The Dissident Right, however, does not engage in “conspiracy theories,” or at least the colloquial form of a “conspiracy theory.” One sign of that is our endlessly varied approach to solving political and social issues that we can observe with our own eyes and data, not glow-in-the-dark boogeymen we attribute all ills to. Our people disagree on the details of our struggle all the time, and we don’t boot people out of some inner circle because of it. There is no dogma to the Dissident Right; we’re here because we simply noticed the same things. In our case, we also have genuine opposition, people who engage in crafty pilpul depending upon the company that they’re in. When we raise the alarm about demographic concerns affecting white people, such a thing is either dismissed as false, explained away, attributed to our own behavior, or rejected with prejudice. The same people who will tell us that our concerns are tantamount to a conspiracy theory will, however, celebrate the very same patterns we notice in their own company. This line has become more blurry in recent years, with some publications and individuals becoming daring enough to taunt us with our demise without qualification.

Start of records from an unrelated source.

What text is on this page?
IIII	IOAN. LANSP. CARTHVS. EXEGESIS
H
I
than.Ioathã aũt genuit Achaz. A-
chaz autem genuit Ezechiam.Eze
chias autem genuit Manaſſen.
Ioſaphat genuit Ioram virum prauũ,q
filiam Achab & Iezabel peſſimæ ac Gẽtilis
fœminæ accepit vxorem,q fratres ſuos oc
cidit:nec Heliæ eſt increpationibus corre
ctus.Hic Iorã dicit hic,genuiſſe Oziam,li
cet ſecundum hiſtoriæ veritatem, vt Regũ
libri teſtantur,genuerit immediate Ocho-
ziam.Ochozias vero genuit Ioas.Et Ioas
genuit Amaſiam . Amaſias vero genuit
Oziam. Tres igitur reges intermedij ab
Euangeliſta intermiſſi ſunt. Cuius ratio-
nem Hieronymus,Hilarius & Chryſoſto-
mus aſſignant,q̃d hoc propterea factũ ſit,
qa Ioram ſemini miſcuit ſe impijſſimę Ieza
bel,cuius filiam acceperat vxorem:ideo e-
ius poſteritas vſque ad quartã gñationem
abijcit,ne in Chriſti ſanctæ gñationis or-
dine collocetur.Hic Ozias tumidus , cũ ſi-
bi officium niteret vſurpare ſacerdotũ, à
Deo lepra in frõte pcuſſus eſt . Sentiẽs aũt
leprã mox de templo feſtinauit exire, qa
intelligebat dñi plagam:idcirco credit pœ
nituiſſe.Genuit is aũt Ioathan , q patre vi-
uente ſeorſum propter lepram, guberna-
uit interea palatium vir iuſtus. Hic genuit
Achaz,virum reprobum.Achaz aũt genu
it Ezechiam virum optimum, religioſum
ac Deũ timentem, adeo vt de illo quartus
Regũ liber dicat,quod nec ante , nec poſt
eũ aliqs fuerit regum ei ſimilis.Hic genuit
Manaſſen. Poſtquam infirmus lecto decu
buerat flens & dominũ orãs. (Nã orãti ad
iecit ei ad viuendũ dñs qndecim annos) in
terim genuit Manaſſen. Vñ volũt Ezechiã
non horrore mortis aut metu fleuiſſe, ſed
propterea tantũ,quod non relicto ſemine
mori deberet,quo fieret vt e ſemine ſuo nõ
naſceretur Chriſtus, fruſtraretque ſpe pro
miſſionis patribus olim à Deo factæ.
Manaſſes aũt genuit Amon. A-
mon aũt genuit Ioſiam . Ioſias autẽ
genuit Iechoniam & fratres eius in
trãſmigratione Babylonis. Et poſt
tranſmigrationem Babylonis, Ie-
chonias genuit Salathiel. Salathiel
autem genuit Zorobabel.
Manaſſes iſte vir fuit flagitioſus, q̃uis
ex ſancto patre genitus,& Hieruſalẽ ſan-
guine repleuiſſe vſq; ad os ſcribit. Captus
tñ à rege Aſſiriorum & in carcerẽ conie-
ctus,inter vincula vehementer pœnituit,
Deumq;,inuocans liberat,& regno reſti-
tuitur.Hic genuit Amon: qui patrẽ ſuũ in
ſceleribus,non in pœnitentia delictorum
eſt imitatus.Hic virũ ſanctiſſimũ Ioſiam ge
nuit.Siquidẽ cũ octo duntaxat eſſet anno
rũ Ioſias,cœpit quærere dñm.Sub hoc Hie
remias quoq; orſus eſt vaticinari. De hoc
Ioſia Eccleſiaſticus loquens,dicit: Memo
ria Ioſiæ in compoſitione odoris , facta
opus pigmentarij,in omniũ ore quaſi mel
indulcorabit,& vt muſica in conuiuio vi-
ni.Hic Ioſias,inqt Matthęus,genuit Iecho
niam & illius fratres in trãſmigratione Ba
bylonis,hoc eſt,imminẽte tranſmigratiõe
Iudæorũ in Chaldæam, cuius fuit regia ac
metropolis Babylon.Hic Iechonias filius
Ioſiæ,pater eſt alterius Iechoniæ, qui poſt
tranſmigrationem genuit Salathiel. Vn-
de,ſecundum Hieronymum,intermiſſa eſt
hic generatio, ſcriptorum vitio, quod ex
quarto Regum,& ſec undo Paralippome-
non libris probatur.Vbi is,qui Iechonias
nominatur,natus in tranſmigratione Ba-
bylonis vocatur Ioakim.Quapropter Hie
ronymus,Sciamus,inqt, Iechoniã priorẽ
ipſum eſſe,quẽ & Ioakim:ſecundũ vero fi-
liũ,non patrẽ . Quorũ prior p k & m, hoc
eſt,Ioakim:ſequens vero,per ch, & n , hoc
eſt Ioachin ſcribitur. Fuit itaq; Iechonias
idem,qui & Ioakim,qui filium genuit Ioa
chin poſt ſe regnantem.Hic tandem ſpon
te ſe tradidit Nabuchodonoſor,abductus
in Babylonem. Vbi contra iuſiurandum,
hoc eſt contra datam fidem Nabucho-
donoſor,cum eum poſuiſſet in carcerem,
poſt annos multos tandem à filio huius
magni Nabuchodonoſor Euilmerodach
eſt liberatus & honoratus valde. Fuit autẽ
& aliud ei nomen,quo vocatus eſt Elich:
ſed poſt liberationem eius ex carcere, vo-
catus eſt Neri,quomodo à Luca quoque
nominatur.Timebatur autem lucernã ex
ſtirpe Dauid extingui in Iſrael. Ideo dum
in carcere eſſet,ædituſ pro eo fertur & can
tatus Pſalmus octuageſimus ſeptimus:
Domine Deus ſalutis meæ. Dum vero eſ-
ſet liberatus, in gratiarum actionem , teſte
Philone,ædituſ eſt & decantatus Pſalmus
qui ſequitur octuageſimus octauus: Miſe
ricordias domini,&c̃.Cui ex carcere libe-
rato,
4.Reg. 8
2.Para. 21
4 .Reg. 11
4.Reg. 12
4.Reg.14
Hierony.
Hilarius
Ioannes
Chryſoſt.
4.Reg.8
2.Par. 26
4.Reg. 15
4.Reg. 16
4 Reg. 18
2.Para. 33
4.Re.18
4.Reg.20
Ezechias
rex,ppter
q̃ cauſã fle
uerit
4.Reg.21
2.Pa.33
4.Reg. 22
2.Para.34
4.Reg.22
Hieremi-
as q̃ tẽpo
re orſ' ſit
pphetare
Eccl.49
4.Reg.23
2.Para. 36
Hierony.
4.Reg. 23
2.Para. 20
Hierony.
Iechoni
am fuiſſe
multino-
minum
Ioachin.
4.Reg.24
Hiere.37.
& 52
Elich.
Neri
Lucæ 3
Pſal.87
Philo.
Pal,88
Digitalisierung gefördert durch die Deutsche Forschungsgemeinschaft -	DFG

There are not, however, people doing the same thing to Dees and people like him. There is not a chasm in discourse about GMO COVID Corn, or anything like it. Dees has pushed himself outside the realm of acceptable discourse because the patterns he “recognizes” aren’t a threat to anyone in charge.

There is a certain insidiousness to this, though. There are tiny slivers of truth that make their way into Dees’ creations, since no human being is entirely detached from reality and still able to engage with other people in a meaningful way. It’s things like this that can sway even reasonable men, and send them down a course of logic that leads them to believe they either have no influence over the world, or are the only person who knows about what’s truly happening and what to do about it. The things that stick in the back of my mind — things like Pizzagate, various information security concerns — can be a nag, but there is comfort to be had in the pursuit of truth in the ways men have pursued truth for centuries. It is that project we engage in at Counter-Currents, at the Occidental, even at the Stormer; though they’re mostly seeking the truth of what’s funny.

I tip my hat to Mr. Dees, and hope he rests in peace. His illustrations will always put a smile on my face; I just hope nobody takes him seriously.